On screen, the resolution is (usually) 72 or 96dpi
In hiDPI its double
On a printer, the resolution can be higher… eg up to 2400dpi on some machines.
In a PDF, the ‘resolution’ is 72dpi, but it is capable of rendering ‘less than a pixel’ because the co-ordinate system is floating point.
A Line of width 0.1 is perfectly valid.
When you print a PDF, if the page may be rendered to a printer using draft quality of 72 or 75dpi, these items are drawn as best they can… that 0.1 width line may well be less than the thickness of a pixel at actual 72dpi, and wouldnt appear on paper.
If the printer is running at 300 dpi, it may show up OK, or may be faint as it is blurred with surrounding white pixels.
At 1200 dpi or higher, you would see that line clearly.
So, as said above, the thing you can control is an offscreen image.
If you must draw to an image, make it 2 or 3 times the size you need.
Draw everything on that.
Then render to the screen or printer using scaling, and it should be reasonable.
Exactly what Jeff answered. A graphics object in itself is not bound to a resolution natively. It will render its contents when told to display/print.
The general rule about aiming your output at about 300 dpi when printing is only valid for grayscale/color images.
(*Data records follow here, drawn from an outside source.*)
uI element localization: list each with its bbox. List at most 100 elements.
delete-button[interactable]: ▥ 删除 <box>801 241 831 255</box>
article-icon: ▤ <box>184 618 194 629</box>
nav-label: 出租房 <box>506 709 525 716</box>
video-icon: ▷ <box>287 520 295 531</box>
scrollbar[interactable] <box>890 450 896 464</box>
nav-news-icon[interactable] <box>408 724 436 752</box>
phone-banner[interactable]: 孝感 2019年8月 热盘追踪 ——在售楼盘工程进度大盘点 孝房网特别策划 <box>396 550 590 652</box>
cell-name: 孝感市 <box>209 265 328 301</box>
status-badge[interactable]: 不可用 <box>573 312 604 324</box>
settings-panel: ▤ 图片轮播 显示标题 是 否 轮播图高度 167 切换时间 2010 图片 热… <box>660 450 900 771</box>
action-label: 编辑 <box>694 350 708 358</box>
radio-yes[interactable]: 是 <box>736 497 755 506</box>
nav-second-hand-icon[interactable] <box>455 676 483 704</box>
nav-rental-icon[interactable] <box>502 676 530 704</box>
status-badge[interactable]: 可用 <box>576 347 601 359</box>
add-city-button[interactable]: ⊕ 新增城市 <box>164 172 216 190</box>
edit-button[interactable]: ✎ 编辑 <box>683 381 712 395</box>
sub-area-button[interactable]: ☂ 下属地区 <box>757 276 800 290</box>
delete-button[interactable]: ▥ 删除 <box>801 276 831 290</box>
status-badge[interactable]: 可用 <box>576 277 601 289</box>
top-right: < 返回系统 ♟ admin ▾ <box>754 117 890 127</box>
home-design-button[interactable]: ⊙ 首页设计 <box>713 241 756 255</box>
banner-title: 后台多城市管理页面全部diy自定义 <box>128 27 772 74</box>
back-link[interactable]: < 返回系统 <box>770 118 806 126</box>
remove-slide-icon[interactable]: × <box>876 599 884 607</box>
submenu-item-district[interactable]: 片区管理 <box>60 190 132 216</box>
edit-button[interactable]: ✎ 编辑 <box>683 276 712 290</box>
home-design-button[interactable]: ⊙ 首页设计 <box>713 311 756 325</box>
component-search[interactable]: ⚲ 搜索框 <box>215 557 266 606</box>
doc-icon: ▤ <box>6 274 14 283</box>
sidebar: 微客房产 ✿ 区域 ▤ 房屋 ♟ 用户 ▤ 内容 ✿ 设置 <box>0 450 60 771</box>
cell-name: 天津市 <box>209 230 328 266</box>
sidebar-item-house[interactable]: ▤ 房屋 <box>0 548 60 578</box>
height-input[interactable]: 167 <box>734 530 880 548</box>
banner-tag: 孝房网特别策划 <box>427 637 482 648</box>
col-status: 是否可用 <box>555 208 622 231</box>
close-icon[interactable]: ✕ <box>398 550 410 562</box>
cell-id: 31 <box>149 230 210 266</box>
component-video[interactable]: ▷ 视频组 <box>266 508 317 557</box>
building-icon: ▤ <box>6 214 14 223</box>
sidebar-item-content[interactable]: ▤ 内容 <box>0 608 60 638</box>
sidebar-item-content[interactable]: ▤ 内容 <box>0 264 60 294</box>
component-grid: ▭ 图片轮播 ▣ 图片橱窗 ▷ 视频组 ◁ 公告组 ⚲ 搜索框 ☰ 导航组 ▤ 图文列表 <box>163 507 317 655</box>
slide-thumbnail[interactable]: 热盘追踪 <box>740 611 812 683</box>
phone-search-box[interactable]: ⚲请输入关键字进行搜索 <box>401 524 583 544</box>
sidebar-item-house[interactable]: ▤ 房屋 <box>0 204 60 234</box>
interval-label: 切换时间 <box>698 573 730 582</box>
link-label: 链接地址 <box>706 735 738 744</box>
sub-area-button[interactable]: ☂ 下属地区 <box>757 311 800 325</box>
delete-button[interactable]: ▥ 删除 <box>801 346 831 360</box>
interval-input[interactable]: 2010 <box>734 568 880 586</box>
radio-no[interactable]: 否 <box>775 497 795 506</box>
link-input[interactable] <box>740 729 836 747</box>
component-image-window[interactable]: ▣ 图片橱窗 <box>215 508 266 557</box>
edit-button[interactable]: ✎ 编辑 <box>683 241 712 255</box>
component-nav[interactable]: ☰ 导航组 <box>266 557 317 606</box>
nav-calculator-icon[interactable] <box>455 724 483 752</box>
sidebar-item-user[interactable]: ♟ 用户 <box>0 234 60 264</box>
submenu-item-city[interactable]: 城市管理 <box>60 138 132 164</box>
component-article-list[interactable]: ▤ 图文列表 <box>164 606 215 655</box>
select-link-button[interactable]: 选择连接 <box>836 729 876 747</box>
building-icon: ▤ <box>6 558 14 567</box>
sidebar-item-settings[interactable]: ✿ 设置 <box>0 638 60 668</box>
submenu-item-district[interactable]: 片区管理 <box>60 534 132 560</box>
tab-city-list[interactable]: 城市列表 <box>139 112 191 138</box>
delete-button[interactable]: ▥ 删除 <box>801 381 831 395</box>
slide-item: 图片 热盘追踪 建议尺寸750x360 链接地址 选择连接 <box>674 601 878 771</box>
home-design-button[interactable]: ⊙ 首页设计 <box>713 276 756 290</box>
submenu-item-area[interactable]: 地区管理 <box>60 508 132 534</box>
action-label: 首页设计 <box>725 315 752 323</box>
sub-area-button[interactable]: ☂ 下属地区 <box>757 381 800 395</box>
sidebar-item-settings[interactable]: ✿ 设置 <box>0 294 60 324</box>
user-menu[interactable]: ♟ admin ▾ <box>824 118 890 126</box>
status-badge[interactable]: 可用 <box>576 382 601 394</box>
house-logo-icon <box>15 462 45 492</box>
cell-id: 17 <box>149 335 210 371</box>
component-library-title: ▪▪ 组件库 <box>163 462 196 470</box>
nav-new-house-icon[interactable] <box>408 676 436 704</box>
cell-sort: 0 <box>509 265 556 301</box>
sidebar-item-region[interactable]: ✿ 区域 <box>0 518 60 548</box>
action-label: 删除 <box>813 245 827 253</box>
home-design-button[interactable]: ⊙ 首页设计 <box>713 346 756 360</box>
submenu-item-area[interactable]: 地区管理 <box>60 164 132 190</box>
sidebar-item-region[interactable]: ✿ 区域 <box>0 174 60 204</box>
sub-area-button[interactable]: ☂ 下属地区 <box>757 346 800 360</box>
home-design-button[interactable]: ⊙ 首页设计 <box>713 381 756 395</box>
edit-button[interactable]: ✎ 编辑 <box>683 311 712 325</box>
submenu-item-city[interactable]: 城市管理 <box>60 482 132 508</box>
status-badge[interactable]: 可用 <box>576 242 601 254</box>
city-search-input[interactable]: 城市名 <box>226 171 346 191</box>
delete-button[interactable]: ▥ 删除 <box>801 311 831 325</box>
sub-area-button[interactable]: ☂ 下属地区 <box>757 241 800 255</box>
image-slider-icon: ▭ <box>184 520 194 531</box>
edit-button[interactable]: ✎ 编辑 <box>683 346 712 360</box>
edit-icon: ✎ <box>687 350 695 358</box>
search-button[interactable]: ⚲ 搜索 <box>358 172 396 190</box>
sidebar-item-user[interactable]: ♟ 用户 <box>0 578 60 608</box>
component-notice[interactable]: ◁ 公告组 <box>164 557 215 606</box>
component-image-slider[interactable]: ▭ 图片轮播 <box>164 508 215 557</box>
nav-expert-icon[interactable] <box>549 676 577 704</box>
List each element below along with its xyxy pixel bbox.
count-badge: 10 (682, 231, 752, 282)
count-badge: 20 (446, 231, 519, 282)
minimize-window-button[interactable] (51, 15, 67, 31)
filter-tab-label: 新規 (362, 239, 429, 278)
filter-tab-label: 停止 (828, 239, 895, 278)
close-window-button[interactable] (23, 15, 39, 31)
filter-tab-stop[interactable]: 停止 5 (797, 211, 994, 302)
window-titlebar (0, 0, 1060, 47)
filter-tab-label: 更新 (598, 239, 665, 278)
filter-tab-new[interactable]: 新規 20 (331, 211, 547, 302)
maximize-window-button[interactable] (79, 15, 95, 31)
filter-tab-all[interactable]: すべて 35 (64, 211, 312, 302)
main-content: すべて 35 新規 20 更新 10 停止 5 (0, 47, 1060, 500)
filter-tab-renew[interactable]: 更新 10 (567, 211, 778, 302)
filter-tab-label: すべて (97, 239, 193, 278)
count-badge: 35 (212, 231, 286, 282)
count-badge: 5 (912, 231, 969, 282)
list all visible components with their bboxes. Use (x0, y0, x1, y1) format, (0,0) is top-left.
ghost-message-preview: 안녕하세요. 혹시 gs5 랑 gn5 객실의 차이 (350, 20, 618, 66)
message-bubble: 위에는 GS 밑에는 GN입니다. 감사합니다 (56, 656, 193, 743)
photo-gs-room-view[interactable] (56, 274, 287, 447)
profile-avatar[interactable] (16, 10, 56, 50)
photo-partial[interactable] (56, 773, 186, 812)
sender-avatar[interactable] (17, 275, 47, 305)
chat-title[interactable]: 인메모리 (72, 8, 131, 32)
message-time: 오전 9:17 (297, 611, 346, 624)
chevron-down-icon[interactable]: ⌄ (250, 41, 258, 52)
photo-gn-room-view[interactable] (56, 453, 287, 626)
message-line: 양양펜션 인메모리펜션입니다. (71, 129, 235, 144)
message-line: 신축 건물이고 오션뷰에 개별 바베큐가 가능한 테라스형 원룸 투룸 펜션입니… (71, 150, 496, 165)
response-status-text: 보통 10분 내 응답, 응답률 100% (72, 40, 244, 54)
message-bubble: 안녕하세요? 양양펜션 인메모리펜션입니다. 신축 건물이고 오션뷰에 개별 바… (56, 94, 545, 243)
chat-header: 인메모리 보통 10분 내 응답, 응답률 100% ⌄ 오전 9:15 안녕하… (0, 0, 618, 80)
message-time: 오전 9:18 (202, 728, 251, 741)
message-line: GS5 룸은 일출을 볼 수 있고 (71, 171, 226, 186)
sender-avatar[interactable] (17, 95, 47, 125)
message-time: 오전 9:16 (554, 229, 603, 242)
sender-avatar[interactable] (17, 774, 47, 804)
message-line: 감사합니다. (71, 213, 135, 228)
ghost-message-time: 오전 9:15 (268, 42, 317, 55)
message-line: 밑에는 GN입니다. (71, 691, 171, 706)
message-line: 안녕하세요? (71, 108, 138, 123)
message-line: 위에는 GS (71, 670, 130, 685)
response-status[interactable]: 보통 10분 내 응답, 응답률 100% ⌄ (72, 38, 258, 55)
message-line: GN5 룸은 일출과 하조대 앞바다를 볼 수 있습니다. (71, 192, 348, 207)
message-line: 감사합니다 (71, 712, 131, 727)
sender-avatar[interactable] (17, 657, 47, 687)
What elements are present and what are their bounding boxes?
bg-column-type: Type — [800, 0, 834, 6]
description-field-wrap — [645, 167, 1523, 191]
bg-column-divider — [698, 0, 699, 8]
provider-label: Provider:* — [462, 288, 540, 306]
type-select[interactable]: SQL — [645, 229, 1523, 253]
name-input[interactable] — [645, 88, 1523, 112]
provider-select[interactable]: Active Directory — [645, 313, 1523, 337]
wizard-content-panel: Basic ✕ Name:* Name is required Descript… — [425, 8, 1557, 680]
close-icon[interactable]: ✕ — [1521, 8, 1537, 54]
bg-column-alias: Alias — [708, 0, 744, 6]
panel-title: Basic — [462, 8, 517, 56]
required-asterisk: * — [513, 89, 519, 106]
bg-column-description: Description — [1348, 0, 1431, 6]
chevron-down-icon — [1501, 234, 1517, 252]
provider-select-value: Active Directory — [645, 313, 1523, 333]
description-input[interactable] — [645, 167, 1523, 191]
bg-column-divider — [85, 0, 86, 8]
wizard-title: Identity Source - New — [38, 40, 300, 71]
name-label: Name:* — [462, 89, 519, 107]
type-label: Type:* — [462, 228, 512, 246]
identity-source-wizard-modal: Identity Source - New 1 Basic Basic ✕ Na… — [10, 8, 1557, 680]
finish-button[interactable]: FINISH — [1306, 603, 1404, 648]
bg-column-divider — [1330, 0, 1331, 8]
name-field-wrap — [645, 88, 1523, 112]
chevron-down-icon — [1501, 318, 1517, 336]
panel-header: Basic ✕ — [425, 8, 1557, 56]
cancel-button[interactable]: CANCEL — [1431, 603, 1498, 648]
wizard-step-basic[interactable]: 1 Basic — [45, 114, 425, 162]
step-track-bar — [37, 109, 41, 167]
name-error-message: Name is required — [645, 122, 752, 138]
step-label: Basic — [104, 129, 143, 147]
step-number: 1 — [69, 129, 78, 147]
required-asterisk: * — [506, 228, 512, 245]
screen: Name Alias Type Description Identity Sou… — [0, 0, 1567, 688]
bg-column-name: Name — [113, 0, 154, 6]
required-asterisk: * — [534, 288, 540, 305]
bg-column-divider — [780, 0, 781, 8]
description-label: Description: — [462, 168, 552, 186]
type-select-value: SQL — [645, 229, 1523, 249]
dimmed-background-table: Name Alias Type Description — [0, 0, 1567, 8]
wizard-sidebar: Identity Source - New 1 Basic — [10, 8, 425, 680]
These are rasterized into dot matrices when printing and 300 dpi is about optimum for that.
Everything that uses a full color – black usually – like text, lines and similar vector elements, will not be rasterized but should result in sharp edges. For a printing press at usually around 2400 dpi resolution, the source should have at about 1200 dpi to avoid blurriness.
So when you output to a graphics object directly, everything will be rendered at best possible resolution. If you write into a picture first, rasterization is done on picture resolution level.
That’s helpful to know. I am presently rewriting the entire printing routine to simply draw to the graphics object offered by Print. This prints nicely both to screen and to printer. But it’s complicated things and it’s a pity I couldn’t use my Picture array to do the whole page drawing.
As Curley once said high on a telephone pole looking at a sea of wires, “This is confusing.”